I have found a strange problem with Internet Connection Sharing in
Dolphin. My 
hardware configuration is two 10 Mbit NIC's, one connected to my local
LAN 
and one to the campus LAN. ICS worked beatifully straight out of the box
in 
8.2 so I was suprised when I ran into these problems in 9.0

1) I started ICS and configured it in the same manner as in previous
versions. 
It did not work, even though all packages got installed and shorewall
was 
running. When I digged a little I noticed that the ICS tool had not made
the 
needed changes to the /etc/shorewall/masq file. It read only "eth0" when
it 
should have been "eth0   eth1". With this manual change I got it up and 
running.

2) Then I tried to browse samba from computers in my own LAN. No
response from 
the server. After a little thought and reading the logs I came to the 
conclusion that the firewall ate the packets. I turned it off in the
Control 
Center, or rather made it pass all packets.

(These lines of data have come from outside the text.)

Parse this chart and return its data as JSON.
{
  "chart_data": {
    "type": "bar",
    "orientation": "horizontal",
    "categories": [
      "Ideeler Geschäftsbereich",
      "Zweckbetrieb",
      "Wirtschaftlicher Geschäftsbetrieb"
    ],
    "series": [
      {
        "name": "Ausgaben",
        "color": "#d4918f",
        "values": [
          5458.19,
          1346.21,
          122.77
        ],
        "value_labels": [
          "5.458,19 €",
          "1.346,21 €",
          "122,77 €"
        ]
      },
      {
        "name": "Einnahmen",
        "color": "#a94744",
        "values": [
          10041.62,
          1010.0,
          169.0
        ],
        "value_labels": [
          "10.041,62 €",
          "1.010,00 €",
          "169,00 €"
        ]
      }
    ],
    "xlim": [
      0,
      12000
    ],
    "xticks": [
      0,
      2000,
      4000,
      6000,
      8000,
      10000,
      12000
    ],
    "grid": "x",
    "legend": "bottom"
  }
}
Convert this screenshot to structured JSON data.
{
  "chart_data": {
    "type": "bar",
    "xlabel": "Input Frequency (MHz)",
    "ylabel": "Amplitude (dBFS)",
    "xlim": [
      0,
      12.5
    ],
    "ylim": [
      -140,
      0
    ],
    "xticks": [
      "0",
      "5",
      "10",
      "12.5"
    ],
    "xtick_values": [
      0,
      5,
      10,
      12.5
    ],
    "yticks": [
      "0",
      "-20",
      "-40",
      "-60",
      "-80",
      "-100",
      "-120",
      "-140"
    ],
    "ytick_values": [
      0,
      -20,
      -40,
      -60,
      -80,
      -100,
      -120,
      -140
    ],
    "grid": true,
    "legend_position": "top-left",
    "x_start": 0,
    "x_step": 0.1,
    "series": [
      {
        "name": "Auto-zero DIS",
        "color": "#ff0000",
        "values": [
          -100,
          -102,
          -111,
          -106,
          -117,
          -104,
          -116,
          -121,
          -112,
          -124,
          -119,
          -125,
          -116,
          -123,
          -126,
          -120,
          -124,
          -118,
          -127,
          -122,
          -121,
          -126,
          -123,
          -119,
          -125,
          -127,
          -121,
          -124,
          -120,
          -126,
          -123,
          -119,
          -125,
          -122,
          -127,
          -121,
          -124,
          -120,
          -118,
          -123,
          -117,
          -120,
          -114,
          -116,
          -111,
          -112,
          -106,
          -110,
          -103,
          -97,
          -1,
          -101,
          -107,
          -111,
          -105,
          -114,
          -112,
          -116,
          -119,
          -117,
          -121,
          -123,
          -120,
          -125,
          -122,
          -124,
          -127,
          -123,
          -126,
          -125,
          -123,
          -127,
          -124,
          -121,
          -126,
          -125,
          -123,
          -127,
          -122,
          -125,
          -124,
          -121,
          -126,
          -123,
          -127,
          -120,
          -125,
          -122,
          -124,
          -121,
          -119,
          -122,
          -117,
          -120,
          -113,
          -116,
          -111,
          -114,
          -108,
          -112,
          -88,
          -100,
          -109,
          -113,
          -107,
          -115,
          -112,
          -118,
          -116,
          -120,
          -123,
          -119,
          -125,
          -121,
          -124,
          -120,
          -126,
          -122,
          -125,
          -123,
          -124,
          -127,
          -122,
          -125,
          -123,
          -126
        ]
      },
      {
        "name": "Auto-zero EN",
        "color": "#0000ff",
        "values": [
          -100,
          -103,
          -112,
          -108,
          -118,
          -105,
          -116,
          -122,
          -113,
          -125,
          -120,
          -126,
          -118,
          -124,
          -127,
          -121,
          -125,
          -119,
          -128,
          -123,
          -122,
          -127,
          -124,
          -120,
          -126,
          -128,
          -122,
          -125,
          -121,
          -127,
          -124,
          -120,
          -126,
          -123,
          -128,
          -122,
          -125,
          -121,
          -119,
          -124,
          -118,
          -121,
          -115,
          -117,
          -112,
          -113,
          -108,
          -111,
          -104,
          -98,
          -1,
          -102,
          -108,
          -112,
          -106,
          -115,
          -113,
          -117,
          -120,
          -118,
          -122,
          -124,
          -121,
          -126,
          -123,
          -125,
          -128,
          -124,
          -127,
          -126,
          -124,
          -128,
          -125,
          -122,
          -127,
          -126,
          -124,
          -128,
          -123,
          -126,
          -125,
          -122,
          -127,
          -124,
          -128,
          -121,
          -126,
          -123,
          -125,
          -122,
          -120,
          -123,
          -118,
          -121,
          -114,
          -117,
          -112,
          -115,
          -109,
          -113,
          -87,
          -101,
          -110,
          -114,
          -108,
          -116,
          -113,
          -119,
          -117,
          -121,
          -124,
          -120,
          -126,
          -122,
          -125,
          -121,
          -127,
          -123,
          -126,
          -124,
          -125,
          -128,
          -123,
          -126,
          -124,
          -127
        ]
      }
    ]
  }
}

3) To my great surprise this also turned off the IP masquerading.
'iptables 
- -L' was totally empty and no packets from my computers behind the
firewall 
were forwarded anywhere.

I want IP masquerading but I do not need a firewall as the university
LAN 
already is behind one. At the moment this can't be done with the ICS
tool in 
the Control Center. As the previous versions of Mandrake had this 
functinality I can only consider this a bug. One that hopefully will be 
squashed soon. I'm not very happy with switching iptables rules every
time I 
want to access my documents on the file server.